I recently read an article (link below) about John Green’s The Fault in Our Stars (TFiOS) and how it is not young-adult fiction’s savior. YA literature is not in need of saving, there are books read by thousands of teens and adults every year. These books match, or are even better than Green’s novel and deserve to be admired as well. Many sources that praise TFiOS also degrade other YA books. From The Atlantic:
New York Times bestselling author Ally Carter expressed frustration on Twitter last week: “Gonna have to stop reading articles that (rightfully) praise #Tfios, but then denigrate all other YA hits. Sadly, it’s all the articles. Really, the overall tenor of ‘Finally, WORTHY books for girls’ is about to get me. I’m about to SNAP.” Fellow bestselling author Maureen Johnson agreed, venting that “the last few weeks has been so much joy for the good that is #tfios, but a lot of sadness too.
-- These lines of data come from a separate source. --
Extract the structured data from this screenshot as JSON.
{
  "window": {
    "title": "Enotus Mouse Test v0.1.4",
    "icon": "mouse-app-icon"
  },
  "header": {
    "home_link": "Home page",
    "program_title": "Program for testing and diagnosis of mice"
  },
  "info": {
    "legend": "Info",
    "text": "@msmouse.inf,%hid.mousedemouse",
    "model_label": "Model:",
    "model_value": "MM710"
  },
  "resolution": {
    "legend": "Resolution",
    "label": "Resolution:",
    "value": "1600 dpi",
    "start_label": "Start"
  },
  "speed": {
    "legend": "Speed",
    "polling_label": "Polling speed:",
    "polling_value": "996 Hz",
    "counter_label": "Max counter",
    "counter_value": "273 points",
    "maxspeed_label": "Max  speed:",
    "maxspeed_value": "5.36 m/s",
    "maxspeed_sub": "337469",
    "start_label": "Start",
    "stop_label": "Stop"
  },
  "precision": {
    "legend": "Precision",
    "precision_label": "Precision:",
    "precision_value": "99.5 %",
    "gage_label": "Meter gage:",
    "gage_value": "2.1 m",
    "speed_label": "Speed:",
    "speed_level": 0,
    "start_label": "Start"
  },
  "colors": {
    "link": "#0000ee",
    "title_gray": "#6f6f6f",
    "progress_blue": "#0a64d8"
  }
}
I have to admit to one moment, where I’d read yet another takedown of all the good work of women writers where I said, ‘What’s the point?’”
The article states that even Green believes that the system is flawed. One book shouldn’t describe the success of an entire genre.
Personally, I believe The Fault in Our Stars has a very predictable plot. Two people with cancer fall in love and since there is no cure for most cancers, it’s inevitable that one, or even both, are going to die. That said, TFiOS is a great book, and it differs from many YA books due to the unhappy ending and the realistic mood of the character’s situation. This is a book I personally think every teen should read.